Незаметно опустились лиловые сумерки. Там и сям тускло замерцали окна.
Старик раздумчиво смотрел на свою собаку, не сомневаясь, что и мысли незнакомца заняты ею. Ему представлялось, что, перед тем как проститься и уйти, человек спросит как бы между прочим: «Не уступишь ли мне эту свою собаку, большую службу сослужишь науке». И терзался, ломая голову, — как же быть, вдруг да в самом деле попросит? Разве может он поступиться своей собакой?
Однако незнакомец и не заикнулся о собаке, встал и попрощался.

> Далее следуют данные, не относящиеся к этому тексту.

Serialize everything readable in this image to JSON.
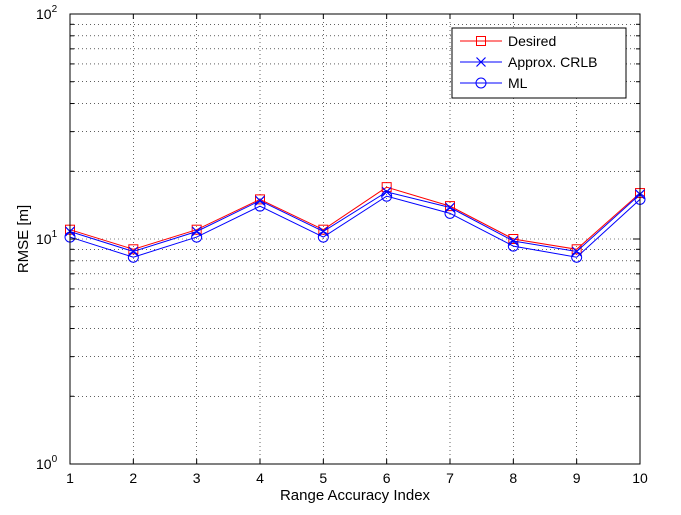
{
  "chart_data": {
    "type": "line",
    "title": "",
    "xlabel": "Range Accuracy Index",
    "ylabel": "RMSE [m]",
    "x": [
      1,
      2,
      3,
      4,
      5,
      6,
      7,
      8,
      9,
      10
    ],
    "xlim": [
      1,
      10
    ],
    "ylim": [
      1,
      100
    ],
    "yscale": "log",
    "grid": true,
    "legend_position": "top-right",
    "x_ticks": [
      "1",
      "2",
      "3",
      "4",
      "5",
      "6",
      "7",
      "8",
      "9",
      "10"
    ],
    "y_ticks": [
      {
        "base": "10",
        "exp": "0",
        "value": 1
      },
      {
        "base": "10",
        "exp": "1",
        "value": 10
      },
      {
        "base": "10",
        "exp": "2",
        "value": 100
      }
    ],
    "series": [
      {
        "name": "Desired",
        "color": "#ff0000",
        "marker": "square",
        "values": [
          11,
          9,
          11,
          15,
          11,
          17,
          14,
          10,
          9,
          16
        ]
      },
      {
        "name": "Approx. CRLB",
        "color": "#0000ff",
        "marker": "x",
        "values": [
          10.8,
          8.8,
          10.8,
          14.8,
          10.8,
          16.2,
          13.8,
          9.8,
          8.8,
          15.8
        ]
      },
      {
        "name": "ML",
        "color": "#0000ff",
        "marker": "circle",
        "values": [
          10.2,
          8.3,
          10.2,
          14.0,
          10.2,
          15.5,
          13.0,
          9.3,
          8.3,
          15.0
        ]
      }
    ]
  }
}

— Всего доброго, дядюшка, я пошел… Посмотри, что за дивный вечер! Всю страну исходил, изъездил, а подобных вечеров, как здесь весной, нигде не видел!
— Уходишь, значит?
— Да, пойду, работа ждет.
— Извини, родной, но… Что поделать, не могу уступить тебе мою собаку, — смущенно проговорил старик и отвел глаза.
— Мне и в голову не приходило…
— Одну ее и сохранила мне судьба… Голодным, бездомным щенком пригрел ее, приютил… С той поры по пятам за мной ходит, и я прикипел к ней, не могу без нее. Навалится тоска-кручина, говорить с ней начинаю, задаешь, какая понятливая собака.
— Понимаю, дядюшка! Говорю же, и не думал просить ее у тебя, не переживай, я добуду собак.
— Назвался бы хотя… Уходишь так, ровно обидел тебя чем.
Незнакомец добродушно рассмеялся.
— Бериташвили моя фамилия, Иванэ Бериташвили![4] Мое имя ничего тебе не скажет.
И тут у старика блеснула внезапная мысль, озарив светом его угасшую душу и наполнив ее радостным смятением.
— Ежели хочешь, Иванэ, щенят тебе выкормлю. — И старик посмотрел собеседнику прямо в глаза. — Наведайся осенью, на исходе сентября, преподнесу тебе уже подросших… А дольше, чем я могу помочь, ничем…
— Что ж, мне лишь благодарить остается!.. Наука, которой я посвятил себя, дядя Григол, внове у нас, первые шаги делает, и оттого немного с сомнением относятся к ней пока… Людей не сумел еще привлечь. Дважды через газету пытался вызвать к ней интерес. Не откликаются. А проявили бы интерес, я обучил бы их, подготовил, и сообща взялись бы мы за большое серьезное дело. Да что там говорить, видишь, собак и то самому приходится добывать, попусту растрачиваю бесценное время… А ты, дядя Григол, сразу понял меня и принял к сердцу мою заботу, с доверием отнесся. Спасибо, дядя Григол, славный ты человек.